Research Goals
The following are the main, long-term goals I would like to achieve with µCode.
- Bring a different perspective to research on mobile code and mobile agents.
- If you look at current
mobile agent systems, you will see that the vast majority of them provide
the same abstractions and suffer of the same drawbacks. Most of them are just
copies of the old ones, those that everybody know about and that you can count
on the fingers of one hand.
The ultimate goal of µCode is very simple and straightforward: to
foster a way to think about and design mobile code and mobile agent systems
that is novel with respect to the state of the art.
This effort is a two-prong one. On one hand, µCode provides abstractions
and primitives that, albeit intuitive, are very different from those
you typically find in existing systems. On the other hand, µCode is
shaped by a design that, albeit common for any other software
artifact of non-trivial complexity, is novel in the realm of mobile
agents.
- Provide an "open" tool to investigate different approaches and techniques.
- The monolithic nature of current mobile agent systems, combined with the
fact that only few of them are open source, makes it difficult to
"plug-in" different mechanisms on top of the same system, and
experience different technical solutions. This has been an obstacle both for
industry (because the one-size-fits-all approach often does not fit all the
details of a complex environment) and academia (because it fostered the
approach of reinventing the wheel every time, with the results
that are known).
Ideally, µCode would
constitute the kernel of a new generation of systems that follow the layered
approach fostered by µCode. Rather than reinventing the wheel every time, new
primitives, mechanisms, and algorithms can either be plugged on top of the
core ones provided by µCode, or adapted by specializing such core
primitives in some way.
- Teach the fundamental techniques for building mobile code systems.
-
I already used rather successfully µCode to teach students how to
build applications that exploit logical mobility. Now, I would like to leverage
off of my experience with µCode to teach my students how µCode is
built, which "advanced features" of Java it relies on, so that they
can get a better grasp of mobile code technology.

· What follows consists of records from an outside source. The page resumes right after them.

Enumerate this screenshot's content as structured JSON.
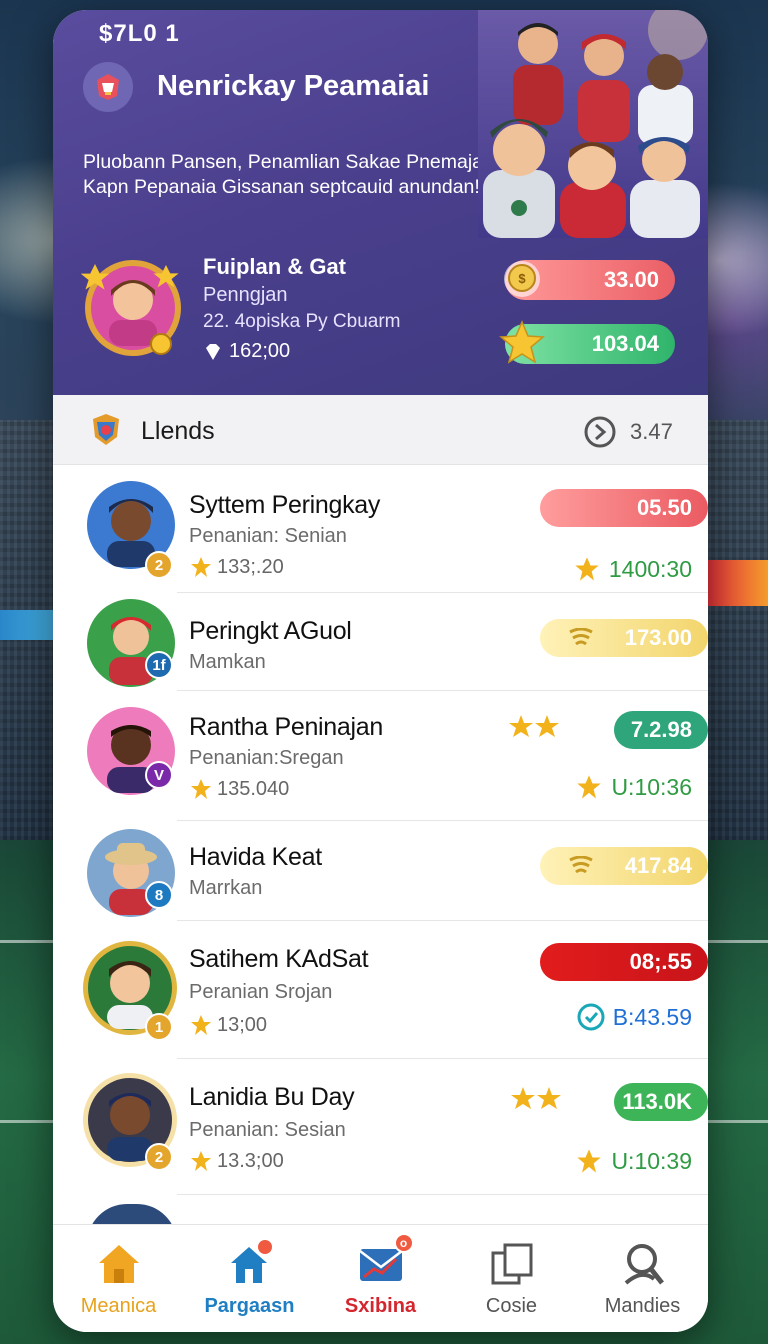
{
  "status": {
    "time": "$7L0 1"
  },
  "header": {
    "app_title": "Nenrickay Peamaiai",
    "tagline_line1": "Pluobann Pansen, Penamlian Sakae Pnemajait",
    "tagline_line2": "Kapn Pepanaia Gissanan septcauid anundan!",
    "icon": "trophy-shield-icon"
  },
  "profile": {
    "name": "Fuiplan & Gat",
    "subtitle": "Penngjan",
    "detail": "22. 4opiska Py Cbuarm",
    "points": "162;00",
    "score_red": "33.00",
    "score_green": "103.04"
  },
  "section": {
    "title": "Llends",
    "timer": "3.47"
  },
  "leaderboard": [
    {
      "name": "Syttem Peringkay",
      "sub": "Penanian: Senian",
      "points": "133;.20",
      "score": "05.50",
      "score_style": "red",
      "time": "1400:30",
      "time_icon": "star",
      "time_color": "#2f9b43",
      "rank": "2",
      "avatar_color": "#2a5fa8"
    },
    {
      "name": "Peringkt AGuol",
      "sub": "Mamkan",
      "points": "",
      "score": "173.00",
      "score_style": "yellow",
      "time": "",
      "time_icon": "",
      "time_color": "",
      "rank": "1f",
      "avatar_color": "#3aa04a"
    },
    {
      "name": "Rantha Peninajan",
      "sub": "Penanian:Sregan",
      "points": "135.040",
      "score": "7.2.98",
      "score_style": "teal",
      "time": "U:10:36",
      "time_icon": "star",
      "time_color": "#2f9b43",
      "rank": "V",
      "avatar_color": "#e56fb0"
    },
    {
      "name": "Havida Keat",
      "sub": "Marrkan",
      "points": "",
      "score": "417.84",
      "score_style": "yellow",
      "time": "",
      "time_icon": "",
      "time_color": "",
      "rank": "8",
      "avatar_color": "#7aa0c8"
    },
    {
      "name": "Satihem KAdSat",
      "sub": "Peranian Srojan",
      "points": "13;00",
      "score": "08;.55",
      "score_style": "deepred",
      "time": "B:43.59",
      "time_icon": "clock",
      "time_color": "#1f6fd6",
      "rank": "1",
      "avatar_color": "#2b7a3a"
    },
    {
      "name": "Lanidia Bu Day",
      "sub": "Penanian: Sesian",
      "points": "13.3;00",
      "score": "113.0K",
      "score_style": "green",
      "time": "U:10:39",
      "time_icon": "star",
      "time_color": "#2f9b43",
      "rank": "2",
      "avatar_color": "#e0b84a"
    }
  ],
  "nav": [
    {
      "label": "Meanica",
      "icon": "home-icon",
      "color": "#e8a21b",
      "badge": ""
    },
    {
      "label": "Pargaasn",
      "icon": "house-notify-icon",
      "color": "#1f7fc2",
      "badge": ""
    },
    {
      "label": "Sxibina",
      "icon": "mail-chart-icon",
      "color": "#d4262f",
      "badge": "o"
    },
    {
      "label": "Cosie",
      "icon": "cards-icon",
      "color": "#555555",
      "badge": ""
    },
    {
      "label": "Mandies",
      "icon": "profile-icon",
      "color": "#555555",
      "badge": ""
    }
  ],
  "colors": {
    "header_bg": "#4a3f8d",
    "accent_red": "#ea5f66",
    "accent_green": "#2fb46b",
    "star_gold": "#f2b21b"
  }
}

The curiosity to know the nuts and bolts of mobile code technology is actually
quite common among people interested in this research area. It is not infrequent
to see, on the mailing lists concerned with
mobility, requests of people looking for a small, open source, mobile
agent system from which they can learn the main techniques needed to build their
own. I believe µCode would be useful to them. If a sufficient number
of people get interested in this, and there is a request for a document (a
paper, a small book) describing the innards of µCode, I will consider
putting together such documentation and placing it on the Web.